The way our actions are judged in the first, combined with the commandments not to judge in the second, feels like two extremes of that pendulum swing. In the middle is where we find the first verse of Parshat Kedoshim: “You should be holy, because I, the Lord, your God is holy.” This refrain is used again and again. What is holy? Acting with respect for human dignity and loving one another. What is also holy? Not causing undo harm, mental or physical, to other human beings. What else is holy? Lifting one another up in a way that gives each of us the freedom to be our best selves.  

The pendulum swings, even in religious Jewish practice. It’s not just a literal interpretation of the text, it’s a metaphor for our lives as Conservative Jews. We read these portions through our lens of “tradition and change,” and while the text is our guide, this also means that reading a statement that calls an act of love an abomination, even during a time far removed from our own, requires of us a moment of teshuvah, of returning to that midpoint between the extremes. It’s our reminder that, no matter what, we are holy.

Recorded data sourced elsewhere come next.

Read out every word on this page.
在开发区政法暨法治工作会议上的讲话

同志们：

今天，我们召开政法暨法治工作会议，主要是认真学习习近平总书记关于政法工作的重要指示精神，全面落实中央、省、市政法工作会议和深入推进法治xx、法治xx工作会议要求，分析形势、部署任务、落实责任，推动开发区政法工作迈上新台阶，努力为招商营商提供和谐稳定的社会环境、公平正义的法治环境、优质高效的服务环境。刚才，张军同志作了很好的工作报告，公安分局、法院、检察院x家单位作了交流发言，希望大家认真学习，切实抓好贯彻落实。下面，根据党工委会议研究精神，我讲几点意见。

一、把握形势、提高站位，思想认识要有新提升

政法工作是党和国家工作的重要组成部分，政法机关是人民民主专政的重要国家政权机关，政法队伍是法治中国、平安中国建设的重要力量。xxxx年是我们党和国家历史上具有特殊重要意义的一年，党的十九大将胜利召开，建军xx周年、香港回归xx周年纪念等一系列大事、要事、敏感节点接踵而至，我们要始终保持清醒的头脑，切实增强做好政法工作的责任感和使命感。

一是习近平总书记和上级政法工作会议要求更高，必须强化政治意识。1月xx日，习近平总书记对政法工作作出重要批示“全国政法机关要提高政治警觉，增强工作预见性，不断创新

Uncommon Cold – Parshat Tazria-Metzora 5783

How many of you have had the experience over the last four years of looking at someone who was coughing or sneezing (or had any signs at all of being under the weather) and pulled back just a little because “Oh no, Covid”? How many times did you have to excuse your seasonal allergies so that you weren’t shunned for “Covid-like symptoms?”

In a pre-Covid world, we might have assumed the best, if you can call a cold or allergies “the best.” In our post-Covid world, we have to do extra work to decipher what’s a cold, what’s the flu, what’s allergies, and what’s a potentially life-threatening virus we can spread to others. That’s not to say these other illnesses can’t be deadly or highly contagious, but simply that we have a whole new understanding of how to recognize and classify symptoms.

The truth is, our Torah has been guiding us on quarantining and recognizing ailments since the very beginning, and it kicks off in this week’s double Torah portion of Tazria-Metzora. The text of these parshiyot tell us of the laws for the purification of our homes and our bodies after disease or death has occurred. The laws remind us that our bodies and our places of residence need to be treated with the utmost respect. We also have the obligation to help one another maintain healthy lifestyles and support one another when we find ourselves with impurities. 

It’s interesting, in our modern, post-Covid world, to read laws about how we purify ourselves (sanitizer, anyone?) and about quarantines well before modern medicine and our current support systems were in place. What it comes down to is the human connection we feel when we care for one another. Illness doesn’t mean that you’re somehow morally flawed; it means that we have work to do to bring healing. As we read this week’s double portion, we’re reminded just how important it is to be both aware of our own bodies and respectful enough of others to keep our fellow community members safe.